After-Tax Contributions
Contributions made to a retirement account using money that has already been taxed. These can be Roth contributions or specific after-tax contributions within traditional plans.
Financial Security
The state of having enough savings and income to meet one's financial needs and live comfortably, often achieved through emergency funds and strategic retirement planning.
Q&A
What are the 2026 Roth IRA contribution limits?
For 2026, individuals under 50 can contribute up to $7,500 to a Roth IRA. Those aged 50 and older can contribute up to $8,600, which includes an $1,100 catch-up contribution. Contributions cannot exceed earned income.

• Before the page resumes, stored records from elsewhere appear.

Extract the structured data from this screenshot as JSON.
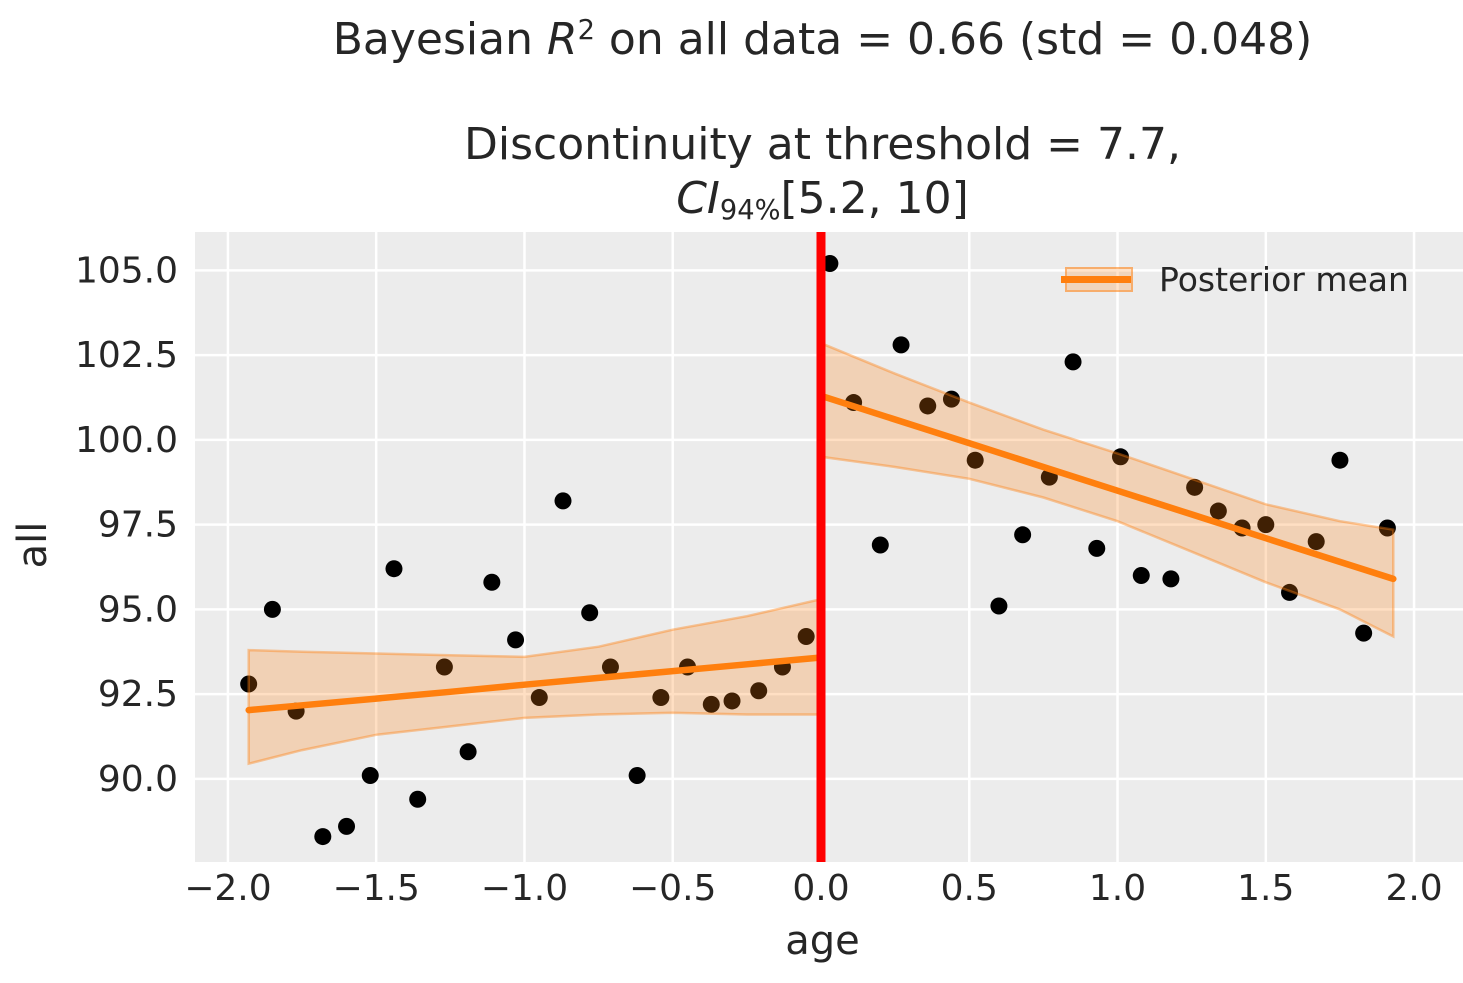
{
  "figure_title": {
    "prefix": "Bayesian ",
    "r": "R",
    "r_exp": "2",
    "suffix": " on all data = 0.66 (std = 0.048)"
  },
  "axes_title": {
    "line1": "Discontinuity at threshold = 7.7,",
    "ci": "CI",
    "ci_sub": "94%",
    "ci_range": "[5.2, 10]"
  },
  "chart_data": {
    "type": "scatter",
    "title": "Bayesian R^2 on all data = 0.66 (std = 0.048)",
    "subtitle": "Discontinuity at threshold = 7.7, CI_94% [5.2, 10]",
    "r_squared": 0.66,
    "r_squared_std": 0.048,
    "discontinuity_threshold": 7.7,
    "ci_94": [
      5.2,
      10
    ],
    "xlabel": "age",
    "ylabel": "all",
    "xlim": [
      -2.111,
      2.165
    ],
    "ylim": [
      87.55,
      106.13
    ],
    "grid": true,
    "xticks": [
      -2.0,
      -1.5,
      -1.0,
      -0.5,
      0.0,
      0.5,
      1.0,
      1.5,
      2.0
    ],
    "xtick_labels": [
      "−2.0",
      "−1.5",
      "−1.0",
      "−0.5",
      "0.0",
      "0.5",
      "1.0",
      "1.5",
      "2.0"
    ],
    "yticks": [
      90.0,
      92.5,
      95.0,
      97.5,
      100.0,
      102.5,
      105.0
    ],
    "ytick_labels": [
      "90.0",
      "92.5",
      "95.0",
      "97.5",
      "100.0",
      "102.5",
      "105.0"
    ],
    "legend": {
      "label": "Posterior mean",
      "position": "upper right"
    },
    "threshold_line": {
      "x": 0.0,
      "color": "#ff0000"
    },
    "points": [
      [
        -1.93,
        92.8
      ],
      [
        -1.85,
        95.0
      ],
      [
        -1.77,
        92.0
      ],
      [
        -1.68,
        88.3
      ],
      [
        -1.6,
        88.6
      ],
      [
        -1.52,
        90.1
      ],
      [
        -1.44,
        96.2
      ],
      [
        -1.36,
        89.4
      ],
      [
        -1.27,
        93.3
      ],
      [
        -1.19,
        90.8
      ],
      [
        -1.11,
        95.8
      ],
      [
        -1.03,
        94.1
      ],
      [
        -0.95,
        92.4
      ],
      [
        -0.87,
        98.2
      ],
      [
        -0.78,
        94.9
      ],
      [
        -0.71,
        93.3
      ],
      [
        -0.62,
        90.1
      ],
      [
        -0.54,
        92.4
      ],
      [
        -0.45,
        93.3
      ],
      [
        -0.37,
        92.2
      ],
      [
        -0.3,
        92.3
      ],
      [
        -0.21,
        92.6
      ],
      [
        -0.13,
        93.3
      ],
      [
        -0.05,
        94.2
      ],
      [
        0.03,
        105.2
      ],
      [
        0.11,
        101.1
      ],
      [
        0.2,
        96.9
      ],
      [
        0.27,
        102.8
      ],
      [
        0.36,
        101.0
      ],
      [
        0.44,
        101.2
      ],
      [
        0.52,
        99.4
      ],
      [
        0.6,
        95.1
      ],
      [
        0.68,
        97.2
      ],
      [
        0.77,
        98.9
      ],
      [
        0.85,
        102.3
      ],
      [
        0.93,
        96.8
      ],
      [
        1.01,
        99.5
      ],
      [
        1.08,
        96.0
      ],
      [
        1.18,
        95.9
      ],
      [
        1.26,
        98.6
      ],
      [
        1.34,
        97.9
      ],
      [
        1.42,
        97.4
      ],
      [
        1.5,
        97.5
      ],
      [
        1.58,
        95.5
      ],
      [
        1.67,
        97.0
      ],
      [
        1.75,
        99.4
      ],
      [
        1.83,
        94.3
      ],
      [
        1.91,
        97.4
      ]
    ],
    "posterior_left": {
      "x": [
        -1.93,
        -1.75,
        -1.5,
        -1.25,
        -1.0,
        -0.75,
        -0.5,
        -0.25,
        0.0
      ],
      "mean": [
        92.03,
        92.17,
        92.37,
        92.57,
        92.78,
        92.98,
        93.18,
        93.38,
        93.58
      ],
      "upper": [
        93.8,
        93.75,
        93.7,
        93.65,
        93.6,
        93.9,
        94.4,
        94.8,
        95.3
      ],
      "lower": [
        90.45,
        90.85,
        91.3,
        91.55,
        91.8,
        91.9,
        91.95,
        91.9,
        91.9
      ]
    },
    "posterior_right": {
      "x": [
        0.0,
        0.25,
        0.5,
        0.75,
        1.0,
        1.25,
        1.5,
        1.75,
        1.93
      ],
      "mean": [
        101.3,
        100.6,
        99.9,
        99.2,
        98.5,
        97.8,
        97.1,
        96.4,
        95.9
      ],
      "upper": [
        102.85,
        101.95,
        101.1,
        100.3,
        99.6,
        98.85,
        98.1,
        97.6,
        97.35
      ],
      "lower": [
        99.5,
        99.2,
        98.85,
        98.3,
        97.6,
        96.7,
        95.8,
        95.0,
        94.2
      ]
    },
    "colors": {
      "scatter": "#000000",
      "mean_line": "#ff7f0e",
      "band_fill": "rgba(255,127,14,0.25)",
      "band_edge": "rgba(255,127,14,0.4)",
      "threshold": "#ff0000",
      "axes_bg": "#ececec",
      "grid": "#ffffff",
      "text": "#262626"
    }
  }
}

What is the new rule for catch-up contributions for individuals aged 50 and older starting in 2026?
Beginning in 2026, individuals aged 50 and older who earn over $150,000 in W-2 wages must contribute their catch-up contributions to a Roth 401(k), 403(b), or TSP, provided their employer offers a Roth option.
How can after-tax contributions be utilized in employer plans under IRS Rule 415(c)?
IRS Rule 415(c) permits after-tax contributions to employer plans up to a total limit of $72,000 annually (or $80,000 for those 50+). This limit encompasses employee and employer contributions, allowing for substantial after-tax contributions beyond those.
What are the recommended steps to implement the new Roth strategy for 2026?
Listeners should check their 2025 W-2 wages, inquire with their HR department about Roth catch-up support and after-tax contribution/conversion options, and consult their CPA to adjust tax withholdings accordingly.
Show Notes
On this Suze School, we get a review on the basics of Roth retirement accounts and Suze goes over the new 2026 contribution limits. Then, Suze explains how a new rule around employer sponsored Roths can help you build up a massive tax free retirement account!